EU interest rate cuts: Impact on the middle classes

The EU Central Bank has decided to cut interest rates. 

The European Central Bank (ECB) has cut its benchmark interest rate to a record low of 0.25%, down from 0.5%. The move came as a surprise to many analysts.

Why? We know that in the USA, they want to increase them. Why? What do interest rates do? Here is a simple, perhaps simplistic, response.

Interest rates determine whether you should invest or not. For most projects, interest rates are a cost that projects must cover. If your project is getting more than the interest cost, it's worth investing. Obviously, if interest rates are high, only very highly profitable projects will be taken up. So, investment will be very limited and therefore growth and new employment would be limited.

When interest rates are decreased, it is hoped that less lucrative investments are now worth investing in. So, more projects materialize. As investments increase, it is hoped that there will be growth and increase in employment.

Now, here is the catch. If there are bottlenecks, then instead of increasing employment, interest rate cuts cause inflation.

So, low interest rates can lead to high employment and high inflation.

High interest rates should lead to lower employment and lower inflation, even deflation.

The question in each country is what the employment situation is. If it's close to full employment, it's advisable to keep interest rates up to keep inflation in check.

If there is a lot of unemployment, it is advisable to lower interest rates because there is less risk of inflation.

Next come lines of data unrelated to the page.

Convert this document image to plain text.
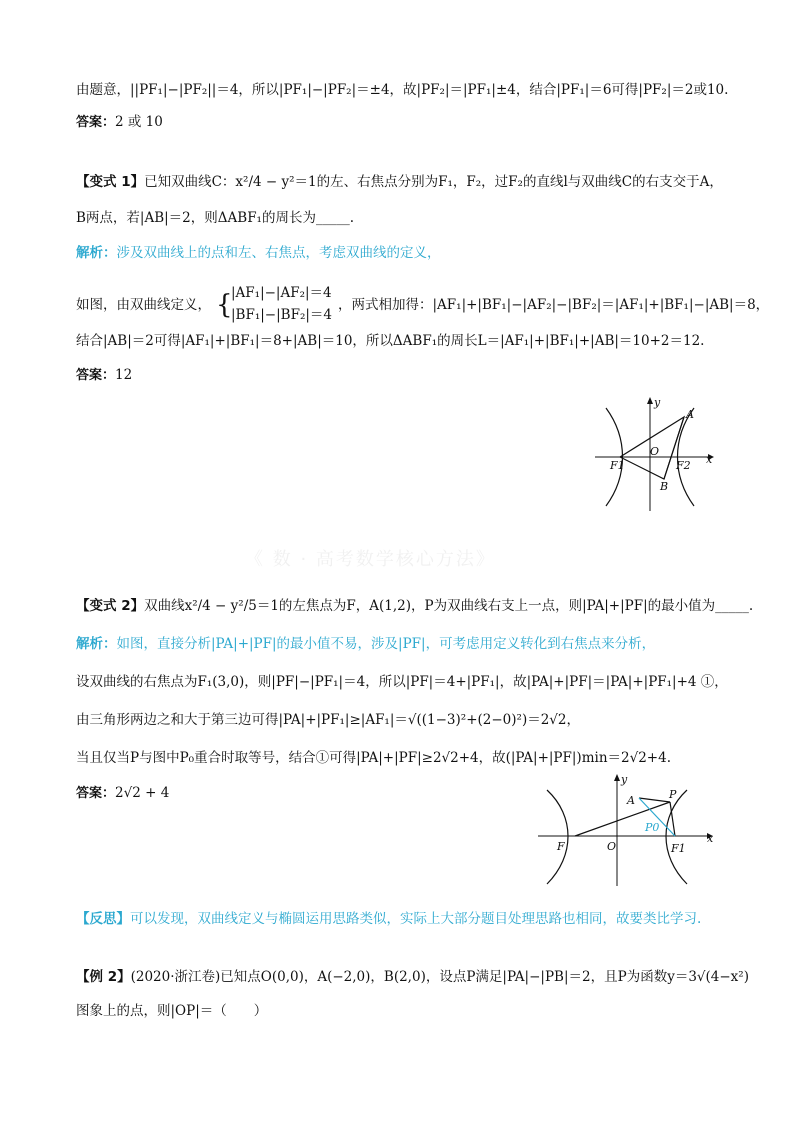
《 数 · 高考数学核心方法》
由题意，||PF₁|−|PF₂||＝4，所以|PF₁|−|PF₂|＝±4，故|PF₂|＝|PF₁|±4，结合|PF₁|＝6可得|PF₂|＝2或10.
答案：2 或 10
【变式 1】已知双曲线C：x²/4 − y²＝1的左、右焦点分别为F₁，F₂，过F₂的直线l与双曲线C的右支交于A，
B两点，若|AB|＝2，则ΔABF₁的周长为_____.
解析：涉及双曲线上的点和左、右焦点，考虑双曲线的定义，
如图，由双曲线定义， {
|AF₁|−|AF₂|＝4
|BF₁|−|BF₂|＝4
，两式相加得：|AF₁|+|BF₁|−|AF₂|−|BF₂|＝|AF₁|+|BF₁|−|AB|＝8，
结合|AB|＝2可得|AF₁|+|BF₁|＝8+|AB|＝10，所以ΔABF₁的周长L＝|AF₁|+|BF₁|+|AB|＝10+2＝12.
答案：12
y
x
A
O
F1	F2
B
【变式 2】双曲线x²/4 − y²/5＝1的左焦点为F，A(1,2)，P为双曲线右支上一点，则|PA|+|PF|的最小值为_____.
解析：如图，直接分析|PA|+|PF|的最小值不易，涉及|PF|，可考虑用定义转化到右焦点来分析，
设双曲线的右焦点为F₁(3,0)，则|PF|−|PF₁|＝4，所以|PF|＝4+|PF₁|，故|PA|+|PF|＝|PA|+|PF₁|+4 ①，
由三角形两边之和大于第三边可得|PA|+|PF₁|≥|AF₁|＝√((1−3)²+(2−0)²)＝2√2，
当且仅当P与图中P₀重合时取等号，结合①可得|PA|+|PF|≥2√2+4，故(|PA|+|PF|)min＝2√2+4.
答案：2√2 + 4
y
x
A	P
P0
F	O	F1
【反思】可以发现，双曲线定义与椭圆运用思路类似，实际上大部分题目处理思路也相同，故要类比学习.
【例 2】(2020·浙江卷)已知点O(0,0)，A(−2,0)，B(2,0)，设点P满足|PA|−|PB|＝2，且P为函数y＝3√(4−x²)
图象上的点，则|OP|＝（　　）
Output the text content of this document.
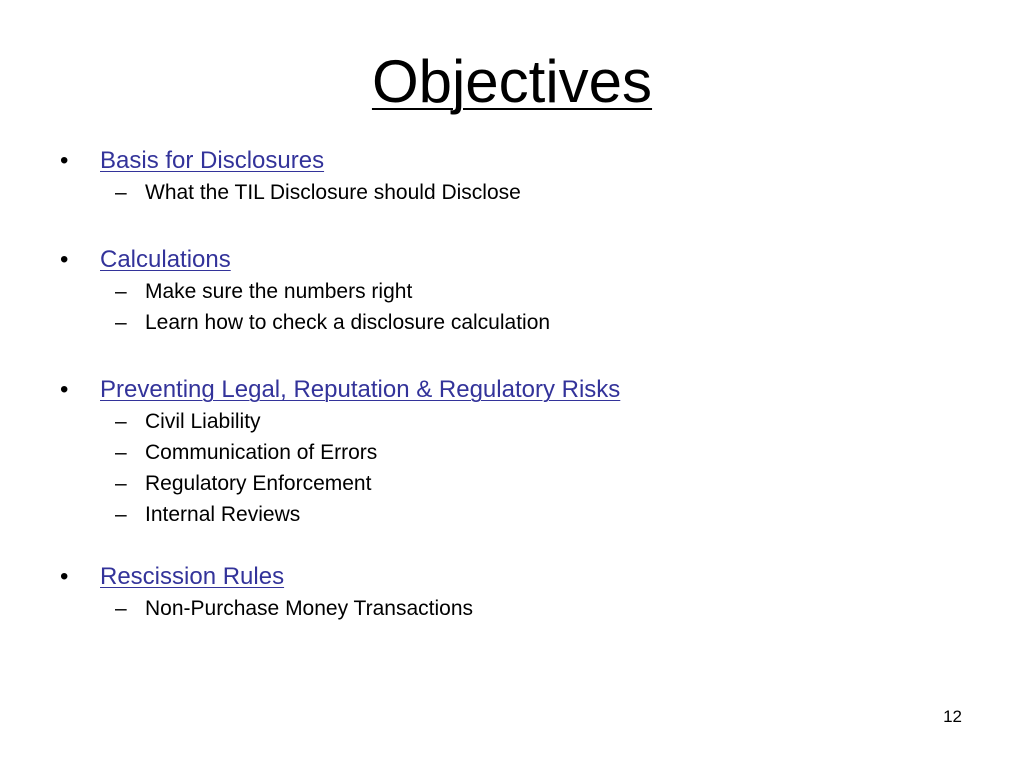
Objectives
• Basis for Disclosures
– What the TIL Disclosure should Disclose
• Calculations
– Make sure the numbers right
– Learn how to check a disclosure calculation
• Preventing Legal, Reputation & Regulatory Risks
– Civil Liability
– Communication of Errors
– Regulatory Enforcement
– Internal Reviews
• Rescission Rules
– Non-Purchase Money Transactions
12
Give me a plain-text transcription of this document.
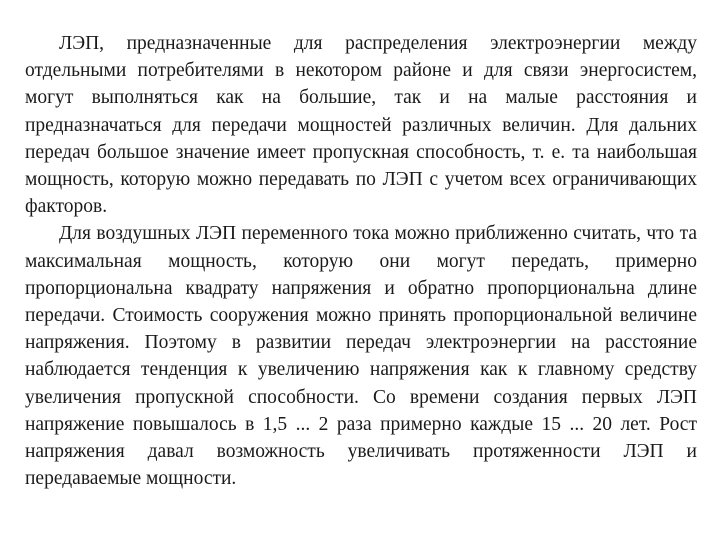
ЛЭП, предназначенные для распределения электроэнергии между отдельными потребителями в некотором районе и для связи энергосистем, могут выполняться как на большие, так и на малые расстояния и предназначаться для передачи мощностей различных величин. Для дальних передач большое значение имеет пропускная способность, т. е. та наибольшая мощность, которую можно передавать по ЛЭП с учетом всех ограничивающих факторов.

Для воздушных ЛЭП переменного тока можно приближенно считать, что та максимальная мощность, которую они могут передать, примерно пропорциональна квадрату напряжения и обратно пропорциональна длине передачи. Стоимость сооружения можно принять пропорциональной величине напряжения. Поэтому в развитии передач электроэнергии на расстояние наблюдается тенденция к увеличению напряжения как к главному средству увеличения пропускной способности. Со времени создания первых ЛЭП напряжение повышалось в 1,5 ... 2 раза примерно каждые 15 ... 20 лет. Рост напряжения давал возможность увеличивать протяженности ЛЭП и передаваемые мощности.
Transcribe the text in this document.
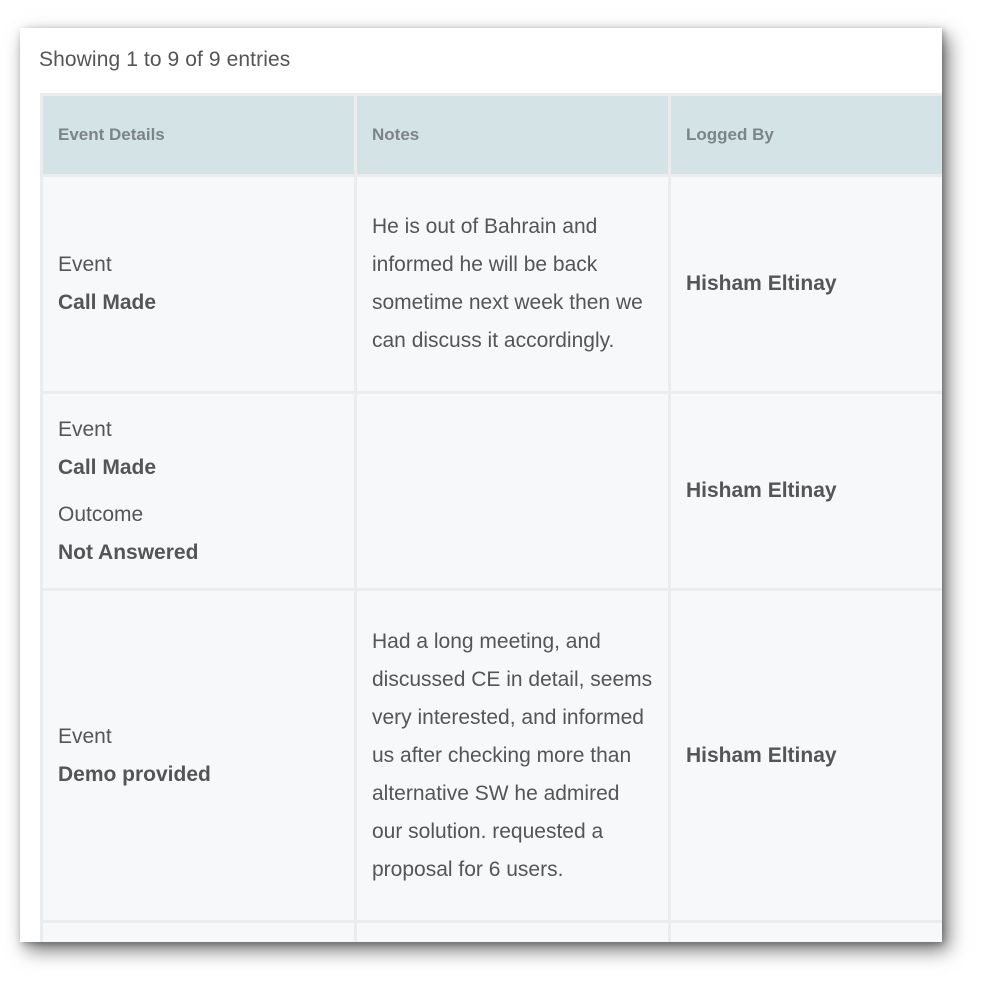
Showing 1 to 9 of 9 entries
Event Details	Notes	Logged By

Event
Call Made	He is out of Bahrain and informed he will be back sometime next week then we can discuss it accordingly.	Hisham Eltinay

Event
Call Made
Outcome
Not Answered		Hisham Eltinay

Event
Demo provided	Had a long meeting, and discussed CE in detail, seems very interested, and informed us after checking more than alternative SW he admired our solution. requested a proposal for 6 users.	Hisham Eltinay
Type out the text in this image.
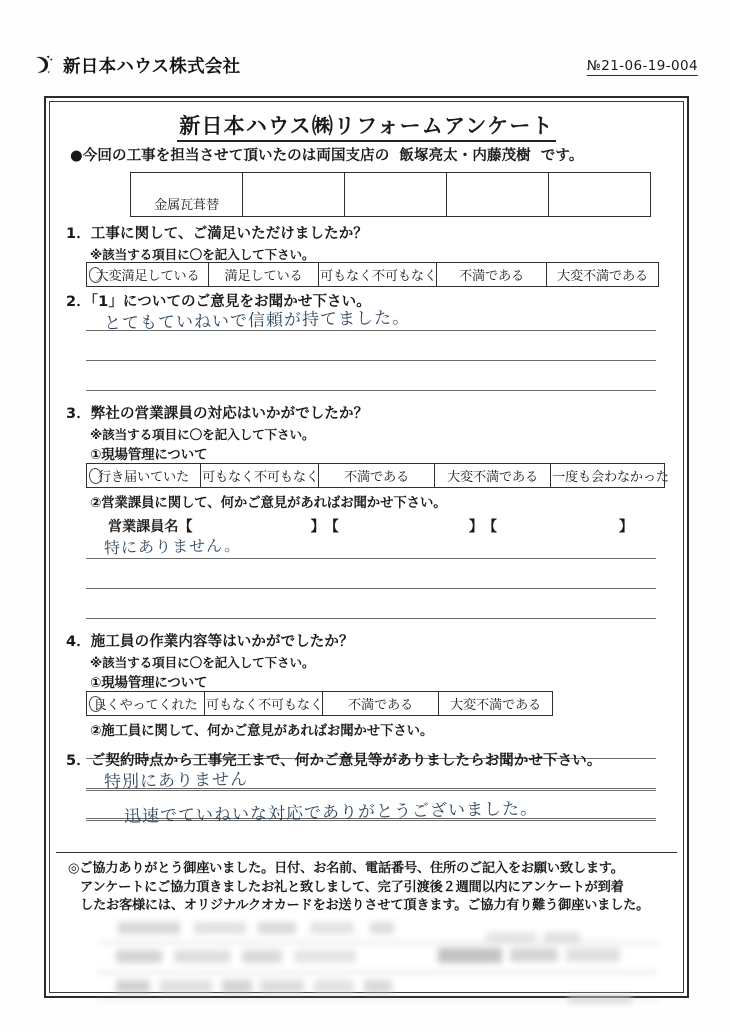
新日本ハウス株式会社	№21-06-19-004
新日本ハウス㈱リフォームアンケート
●今回の工事を担当させて頂いたのは両国支店の 飯塚亮太・内藤茂樹 です。
金属瓦葺替				
1．工事に関して、ご満足いただけましたか？
※該当する項目に〇を記入して下さい。
大変満足している	満足している	可もなく不可もなく	不満である	大変不満である
2．「1」についてのご意見をお聞かせ下さい。
とてもていねいで信頼が持てました。
3．弊社の営業課員の対応はいかがでしたか？
※該当する項目に〇を記入して下さい。
①現場管理について
行き届いていた	可もなく不可もなく	不満である	大変不満である	一度も会わなかった
②営業課員に関して、何かご意見があればお聞かせ下さい。
営業課員名【	】【	】【	】
特にありません。
4．施工員の作業内容等はいかがでしたか？
※該当する項目に〇を記入して下さい。
①現場管理について
良くやってくれた	可もなく不可もなく	不満である	大変不満である
②施工員に関して、何かご意見があればお聞かせ下さい。
5．ご契約時点から工事完工まで、何かご意見等がありましたらお聞かせ下さい。
特別にありません
迅速でていねいな対応でありがとうございました。
◎ご協力ありがとう御座いました。日付、お名前、電話番号、住所のご記入をお願い致します。
アンケートにご協力頂きましたお礼と致しまして、完了引渡後２週間以内にアンケートが到着
したお客様には、オリジナルクオカードをお送りさせて頂きます。ご協力有り難う御座いました。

Therefore, one can assume that if the US is increasing interest rates, it's because they feel either that unemployment is not a problem or that inflation is the greater of the two threats.

In the EU, with its vast unemployment in most countries, it is clear that there is little risk of inflation. In fact, the news reports say that the Central bank is afraid that inflation is less than 1% and we may go in for deflation, thus hurting growth prospects. In other words, the European Central bank is reducing interest rates to raise prices.

ECB president Mario Draghi said the decision to cut rates reflected an outlook of low inflation and economic weakness in the eurozone. Inflation in the eurozone fell to 0.7% in October - its lowest level since January 2010, stoking concerns of deflation in some countries.

This obviously merits further analysis.

Why do people not like inflation? Why should it be controlled? This is because it distorts the meaning of money. Partly. Partly also that it's a tax on fixed income workers and retired pensioners. Inflation erodes their purchasing power. Business people are able to raise prices and therefore profits. So, in fact, inflation usually takes away wealth from fixed income people, usually middle class and poor, and provides it to richer business income people.

The ECB's target is to keep inflation just below 2% - seen as a healthy level for economic growth.

To some extent, minimum wages and doles are increased in periods of inflation. However, very few countries have adequate indexation for inflation. And what indexation does occur, follows with a time lag of a year or six months.

This lowering of purchasing power eventually leads to strikes, protests and loss of valuable time and lower economic growth. So, inflation is not a tool that governments like. Yet with the growth mantra being so important to the rich (they always want more), when they find they cannot tax any more the middle classes, they try to usher in inflation.

Having understood that monetary policy is a risky tool, and there is no certainty of what it will really achieve, the task becomes even tough in federal country where different States have different levels of deficit financing. It becomes even more arduous in an economic union where each country has even less synchronization of economic policies.  

Prices in Greece – one of the urozone members worst hit by the economic crisis – have not risen since July. Some economists are also worried about deflation in Spain.

What is clear is that the lack of price increase is probably a source of solace for those in the middle classes who still have jobs, and so too for those on the dole.